Delphine Batho en a gros. En tant qu'ancienne ministre, elle a été un témoin privilégié des rouages du pouvoir et de la décision politique. Et au-delà de la "collusion avec les lobbies au plus haut sommet de l'État", sujet principal de son livre Insoumise (Grasset), et de sa démission forcée dont elle procure un récit très détaillé, certaines pratiques l'ont révoltée.
C'est le cas de "la liste", titre d'un petit chapitre de son ouvrage consacré à la gestion du dossier Notre-Dame-des-Landes par le gouvernement.
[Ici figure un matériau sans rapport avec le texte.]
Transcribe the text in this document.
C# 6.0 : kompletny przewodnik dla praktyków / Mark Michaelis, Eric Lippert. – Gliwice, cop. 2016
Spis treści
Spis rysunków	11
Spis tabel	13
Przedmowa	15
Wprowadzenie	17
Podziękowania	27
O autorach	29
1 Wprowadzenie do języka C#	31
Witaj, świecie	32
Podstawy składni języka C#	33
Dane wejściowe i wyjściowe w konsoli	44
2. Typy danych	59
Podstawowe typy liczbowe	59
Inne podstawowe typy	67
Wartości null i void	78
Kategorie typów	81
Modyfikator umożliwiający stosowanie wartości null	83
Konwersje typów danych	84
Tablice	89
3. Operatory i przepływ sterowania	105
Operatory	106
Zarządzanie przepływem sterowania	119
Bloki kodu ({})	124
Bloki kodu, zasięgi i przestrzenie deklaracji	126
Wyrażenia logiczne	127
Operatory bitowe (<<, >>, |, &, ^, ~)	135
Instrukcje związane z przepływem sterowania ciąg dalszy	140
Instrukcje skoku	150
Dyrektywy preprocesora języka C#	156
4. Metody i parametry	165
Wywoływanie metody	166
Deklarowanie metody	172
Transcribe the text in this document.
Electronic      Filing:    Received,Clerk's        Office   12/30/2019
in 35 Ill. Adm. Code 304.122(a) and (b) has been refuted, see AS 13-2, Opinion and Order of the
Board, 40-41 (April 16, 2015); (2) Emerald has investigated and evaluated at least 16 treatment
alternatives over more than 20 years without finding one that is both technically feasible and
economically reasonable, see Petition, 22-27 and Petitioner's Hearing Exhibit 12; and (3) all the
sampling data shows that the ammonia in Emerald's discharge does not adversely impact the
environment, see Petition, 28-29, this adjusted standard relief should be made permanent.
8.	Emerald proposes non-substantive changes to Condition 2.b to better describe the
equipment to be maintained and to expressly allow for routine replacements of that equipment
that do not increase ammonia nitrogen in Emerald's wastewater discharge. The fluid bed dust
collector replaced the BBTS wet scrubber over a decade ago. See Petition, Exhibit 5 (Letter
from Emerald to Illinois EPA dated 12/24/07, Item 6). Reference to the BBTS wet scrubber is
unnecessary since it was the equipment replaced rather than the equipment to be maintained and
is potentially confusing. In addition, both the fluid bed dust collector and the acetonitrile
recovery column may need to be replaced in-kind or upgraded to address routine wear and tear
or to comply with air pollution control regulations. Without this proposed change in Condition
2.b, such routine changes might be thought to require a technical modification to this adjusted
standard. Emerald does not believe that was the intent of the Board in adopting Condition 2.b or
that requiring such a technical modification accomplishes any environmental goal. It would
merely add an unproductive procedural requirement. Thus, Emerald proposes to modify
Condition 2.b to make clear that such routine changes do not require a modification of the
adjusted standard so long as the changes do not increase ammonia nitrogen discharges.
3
Un dossier "tellement hypersensible" qu'il était "directement géré par Matignon, non sans une certaine fébrilité", écrit Delphine Batho. D'autant plus que le Premier ministre d'alors et ancien maire de Nantes, Jean-Marc Ayrault, était l'un des porteurs du projet.
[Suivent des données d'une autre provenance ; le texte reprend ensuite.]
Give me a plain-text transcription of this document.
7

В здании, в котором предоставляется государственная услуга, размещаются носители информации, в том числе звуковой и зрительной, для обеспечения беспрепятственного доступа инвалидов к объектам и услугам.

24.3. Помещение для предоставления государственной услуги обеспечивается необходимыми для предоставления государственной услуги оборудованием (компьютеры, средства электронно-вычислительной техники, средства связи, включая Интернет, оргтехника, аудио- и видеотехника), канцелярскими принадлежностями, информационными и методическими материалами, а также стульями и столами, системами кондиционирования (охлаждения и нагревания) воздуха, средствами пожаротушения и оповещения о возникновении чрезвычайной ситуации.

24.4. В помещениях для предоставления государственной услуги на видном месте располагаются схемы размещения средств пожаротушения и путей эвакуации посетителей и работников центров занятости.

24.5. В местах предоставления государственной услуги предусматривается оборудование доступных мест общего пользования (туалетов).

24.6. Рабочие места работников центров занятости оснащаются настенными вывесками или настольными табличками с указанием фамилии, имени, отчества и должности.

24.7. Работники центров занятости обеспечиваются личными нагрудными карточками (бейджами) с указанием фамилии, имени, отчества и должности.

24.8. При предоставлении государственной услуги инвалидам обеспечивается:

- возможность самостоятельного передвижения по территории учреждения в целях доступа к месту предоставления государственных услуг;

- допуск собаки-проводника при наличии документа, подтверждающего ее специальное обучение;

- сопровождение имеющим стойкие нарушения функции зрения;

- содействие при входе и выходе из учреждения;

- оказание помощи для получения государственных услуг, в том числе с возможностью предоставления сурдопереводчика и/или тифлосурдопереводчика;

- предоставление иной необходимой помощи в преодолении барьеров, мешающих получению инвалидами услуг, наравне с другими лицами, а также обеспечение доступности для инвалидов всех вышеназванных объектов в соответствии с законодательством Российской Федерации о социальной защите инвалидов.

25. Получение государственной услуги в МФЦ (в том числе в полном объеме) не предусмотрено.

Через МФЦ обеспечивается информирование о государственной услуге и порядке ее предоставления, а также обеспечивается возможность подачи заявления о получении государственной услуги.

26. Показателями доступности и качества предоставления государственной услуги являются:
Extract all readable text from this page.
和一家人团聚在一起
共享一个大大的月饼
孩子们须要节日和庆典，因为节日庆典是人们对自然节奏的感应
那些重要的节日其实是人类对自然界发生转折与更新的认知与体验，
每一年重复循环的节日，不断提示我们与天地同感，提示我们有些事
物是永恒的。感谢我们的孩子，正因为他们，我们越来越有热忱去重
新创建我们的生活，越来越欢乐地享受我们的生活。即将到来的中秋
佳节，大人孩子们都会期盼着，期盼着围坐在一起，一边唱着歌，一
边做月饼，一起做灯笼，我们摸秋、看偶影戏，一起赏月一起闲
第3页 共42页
Certainement soucieux du traitement médiatique du projet d'aéroport et de la contestation dont il faisait l'objet, les communicants de Matignon ont ainsi, selon l'ancienne ministre, tenu une liste nominative de journalistes, en fonction de leurs "supposées positions personnelles" sur le sujet.
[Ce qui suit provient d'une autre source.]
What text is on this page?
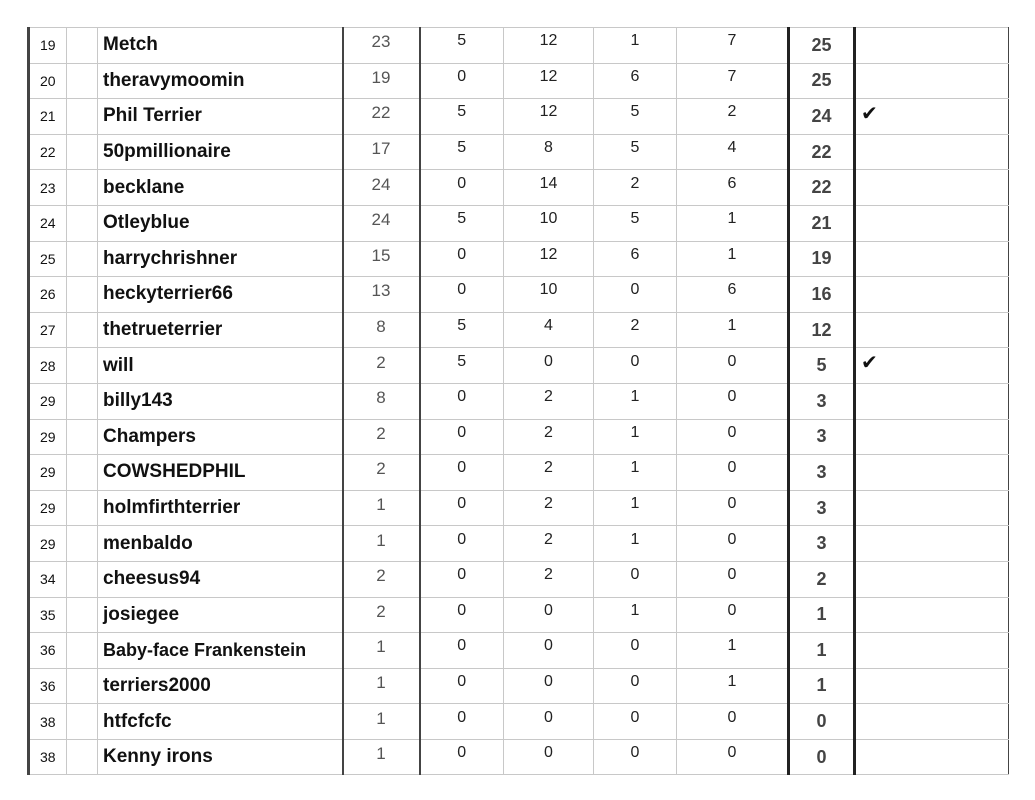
19		Metch	23	5	12	1	7	25	
20		theravymoomin	19	0	12	6	7	25	
21		Phil Terrier	22	5	12	5	2	24	✔
22		50pmillionaire	17	5	8	5	4	22	
23		becklane	24	0	14	2	6	22	
24		Otleyblue	24	5	10	5	1	21	
25		harrychrishner	15	0	12	6	1	19	
26		heckyterrier66	13	0	10	0	6	16	
27		thetrueterrier	8	5	4	2	1	12	
28		will	2	5	0	0	0	5	✔
29		billy143	8	0	2	1	0	3	
29		Champers	2	0	2	1	0	3	
29		COWSHEDPHIL	2	0	2	1	0	3	
29		holmfirthterrier	1	0	2	1	0	3	
29		menbaldo	1	0	2	1	0	3	
34		cheesus94	2	0	2	0	0	2	
35		josiegee	2	0	0	1	0	1	
36		Baby-face Frankenstein	1	0	0	0	1	1	
36		terriers2000	1	0	0	0	1	1	
38		htfcfcfc	1	0	0	0	0	0	
38		Kenny irons	1	0	0	0	0	0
Voici ce qu'écrit Delphine Batho :
"L'équipe de communication de Matignon était également mobilisée. En réunion interministérielle, ces petits apprentis sorciers ont distribué un jour une note intitulée "Positions des journalistes sur NDDL". Ce n'était pas une note d'analyse du traitement médiatique du dossier, mais bien une liste répertoriant les journalistes selon leurs supposées positions personnelles.
"
Elle poursuit ses révélations, expliquant que "les journalistes de la presse nationale et régionale travaillant sur Notre-Dame-des-landes étaient nominativement regroupés en trois catégories". Elle ne donne pas leurs noms, mais indique les médias pour lesquels ils travaillaient à l'époque :
"- "Les neutres", parmi lesquels on trouvait par exemple l'AFP, Le Parisien, Presse Océan, un journaliste des Échos mais aussi Ouest-France dont "la rédaction est soulagée d'avoir quelqu'un de plus nuancé" ;
- "Ceux qui sont contre ou manifestent des sympathies pour les 'zadistes' [opposants regroupés sur la "Zone À Défendre", ndlr]", chapitre dans lequel étaient rangés Le Télégramme de Brest, un autre journaliste des Échos, Sud-Ouest, deux journalistes de Libération, et trois journalistes du quotidien Le Monde qui 'se font le relais de tous les anti-NDDL' ;
- "Les favorables au projet", où l'on retrouve Challenges, Le Point, Le Nouvel Observateur, France Info, France 3 Pays de la Loire...
"
Conclusion cinglante de Delphine Batho :
"Je ne sais pas si cette liste doit être mise sur le compte de l'excès de zèle, de la bêtise, ou d'un symptôme plus préoccupant.
"
L'ex-ministre n'explique donc pas s'il s'agit d'une initiative personnelle ou isolée au sein de l'équipe de Jean-Marc Ayrault, ou bien du respect d'une consigne donnée par la hiérarchie. Elle ne précise pas non plus la période à laquelle cette liste a été diffusée en réunion interministérielle. Delphine Batho a été ministre de l'Écologie de juin 2012 à juillet 2013.
D'après Daniel Cohn-Bendit, le projet d'aéroport de Notre-Dame-des-Landes serait définitivement enterré. L'ancien eurodéputé écologiste relatait, le 27 août lors de sa chronique sur Europe 1, une phrase de Manuel Valls à Jean-Vincent Placé, patron des sénateurs EELV, censée convaincre les Verts de rejoindre le gouvernement lors du dernier remaniement :
"Eh bien écoute cet aéroport on ne le fera pas, il est trop cher, il est d'un autre temps, mais on ne peut pas le dire publiquement aujourd'hui parce que je ne peux pas froisser mon prédécesseur Jean-Marc Ayrault.
"
Des propos que Jean-Vincent Placé, joint par Le Nouvel Observateur, n'avait pas souhaité commenter.